Study shows how big data and artificial intelligence can be leveraged to develop a more informative credit model to support the UAE SME ecosystem.
The ADGM Academy Research Centre in collaboration with the Asian Institute of Digital Finance (AIDF) at the National University of Singapore published the Leveraging Artificial Intelligence to Enhance the SME Ecosystem in the UAE white paper. The study shows how big data and artificial intelligence can be leveraged to develop a more informative credit model to support the UAE’s SME ecosystem and drive improved decision making when lending to SMEs.
SMEs represent the backbone of most of the world’s economies. As a result, they are getting thoughtful attention from planners, economists, governments, and multilateral agencies for their impact on national economies and the continuous market dynamics they are likely to contribute in creating job opportunities, enhancing productivity, fostering innovation, generating tax revenues and achieving the Sustainable Development Goals (SDGs) by delivering more inclusive economic growth, environmental sustainability, promoting sustainable industrialisation, reducing income inequalities, and alleviating poverty. Worldwide they represent more than 90% of all companies, generate between 60% and 70% of employment and are responsible for 50% of the Gross Domestic Product (GDP). In 2020 there were over 322 million formal SMEs, employing more than 705 million people. However, SMEs face challenges in securing financing to grow their business.
The study details the structural barriers SMEs encounter when trying to access financing, including challenges perceived on both the demand and supply sides of the ecosystem. A significant challenge is the Know Your Customer (KYC) process, which is time consuming and cumbersome for SMEs due to anti-money laundering and combatting the financing of terrorism requirements. Opening a bank account can take up to three months in some cases.
Generally, SMEs have less publicly available information compared to larger corporates. As a result, banks have more difficulty assessing the creditworthiness of SMEs, so credit decisions take longer, involve higher costs and require collateral. The study presents a case study on an innovative solution to reduce this information asymmetry between borrowers and lenders.
“The paper highlights the pain points felt by parties in the ecosystem pertaining to SME financing in the UAE and Abu Dhabi, and proposes a simple, yet robust, solution that paves the way to create an artificial intelligence and big data analytics-based Credit Bureau 3.0, a coordinated but decentralised digital platform,” says Jin-Chuan Duan, Executive Director of AIDF and Jardine Cycle & Carriage Professor of Finance, National University of Singapore.
Privacy-preserved data sharing among creditors can develop more reliable credit models through federated learning. The models can better measure borrowers’ creditworthiness at a lower cost and thus help reverse lenders’ low-risk appetite to engage with SMEs. Such data sharing, in effect, operates on the principles of coopetition, where lenders cooperate to create a shared infrastructure while competing. The proposed federated learning platform targets interpretable credit risk models that combine artificial intelligence, machine learning and big data aiming to reduce information asymmetries between debtors and creditors for all participating lending institutions but still allows them to build an individual competitive edge. The shared infrastructure lowers information acquisition costs to lenders and passes down the savings to borrowers via competition.

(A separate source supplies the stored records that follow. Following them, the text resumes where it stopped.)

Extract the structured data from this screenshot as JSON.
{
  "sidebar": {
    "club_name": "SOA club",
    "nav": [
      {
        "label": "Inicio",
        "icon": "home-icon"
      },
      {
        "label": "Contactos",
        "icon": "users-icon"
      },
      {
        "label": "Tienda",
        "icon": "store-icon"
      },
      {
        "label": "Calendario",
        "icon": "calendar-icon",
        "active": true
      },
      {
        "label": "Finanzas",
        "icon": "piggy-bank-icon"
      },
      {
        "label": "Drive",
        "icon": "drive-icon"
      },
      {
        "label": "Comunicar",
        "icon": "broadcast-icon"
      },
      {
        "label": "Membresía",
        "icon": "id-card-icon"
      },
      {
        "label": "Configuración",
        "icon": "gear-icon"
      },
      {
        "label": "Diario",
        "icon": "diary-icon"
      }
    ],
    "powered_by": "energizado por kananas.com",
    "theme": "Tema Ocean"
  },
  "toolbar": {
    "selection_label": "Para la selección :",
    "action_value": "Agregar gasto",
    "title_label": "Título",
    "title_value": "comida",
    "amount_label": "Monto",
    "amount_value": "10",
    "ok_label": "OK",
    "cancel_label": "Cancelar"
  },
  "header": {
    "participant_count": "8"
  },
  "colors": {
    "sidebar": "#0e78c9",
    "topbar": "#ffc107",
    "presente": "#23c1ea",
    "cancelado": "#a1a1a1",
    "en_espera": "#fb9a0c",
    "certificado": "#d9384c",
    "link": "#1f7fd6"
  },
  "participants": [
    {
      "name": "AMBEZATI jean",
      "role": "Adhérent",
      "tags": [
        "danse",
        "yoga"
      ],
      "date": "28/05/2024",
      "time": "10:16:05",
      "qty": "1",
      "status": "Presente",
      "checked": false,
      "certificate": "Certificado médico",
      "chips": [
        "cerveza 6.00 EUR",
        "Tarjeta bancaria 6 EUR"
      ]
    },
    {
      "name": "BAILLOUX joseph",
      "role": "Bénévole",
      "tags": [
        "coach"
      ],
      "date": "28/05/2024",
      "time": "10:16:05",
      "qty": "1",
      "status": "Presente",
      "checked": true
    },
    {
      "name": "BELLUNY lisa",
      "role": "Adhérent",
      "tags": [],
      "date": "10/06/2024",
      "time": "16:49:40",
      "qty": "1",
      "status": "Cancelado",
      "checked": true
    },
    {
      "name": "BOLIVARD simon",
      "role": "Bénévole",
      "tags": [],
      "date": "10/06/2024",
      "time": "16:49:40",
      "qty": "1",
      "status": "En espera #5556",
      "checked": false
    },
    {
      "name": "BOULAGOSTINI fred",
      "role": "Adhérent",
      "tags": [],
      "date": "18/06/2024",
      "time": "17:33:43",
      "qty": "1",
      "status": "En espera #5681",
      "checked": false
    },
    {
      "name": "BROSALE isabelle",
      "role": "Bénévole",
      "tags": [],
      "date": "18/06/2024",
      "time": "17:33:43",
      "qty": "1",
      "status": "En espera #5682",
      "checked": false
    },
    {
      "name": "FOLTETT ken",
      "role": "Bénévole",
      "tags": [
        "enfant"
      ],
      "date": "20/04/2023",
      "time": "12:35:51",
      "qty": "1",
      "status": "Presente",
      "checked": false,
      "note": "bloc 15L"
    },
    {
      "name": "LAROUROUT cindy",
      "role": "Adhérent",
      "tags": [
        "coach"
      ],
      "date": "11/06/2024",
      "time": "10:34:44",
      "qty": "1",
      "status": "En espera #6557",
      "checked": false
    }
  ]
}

“The research demonstrates that a coopetition structure enables the creation of an improved credit model as a public good shared by all lenders, who can still compete based on risk appetite, services, and operational efficiency,” says Jassim Al Marzooqi, Associate Director, Business Enablement and Research, ADGM Academy. “SMEs, and ultimately the UAE economy, will benefit greatly from such an approach.”
“There is a great deal of literature that discusses the SME ecosystem in general or that focuses on the most important component of this model, which is access to finance. However, there are few works that go beyond a review of the well-known facts to provide practical solutions that are applicable and could have a significant impact on proper application,” says Mrs. Mouza Obaid Al Nasri, Executive Director of the SMEs Sector, Abu Dhabi Department of Economic Development. “This white paper is one of those distinguished studies that is able to diagnose the SMEs ecosystem accurately and comprehensively in the UAE and Abu Dhabi, as well as describe one of the successful experiences, which is to create a model that employs artificial intelligence to assist banks in making decisions regarding financing the SMEs that apply to them. This model will have a significant impact on the SMEs landscape in the UAE.”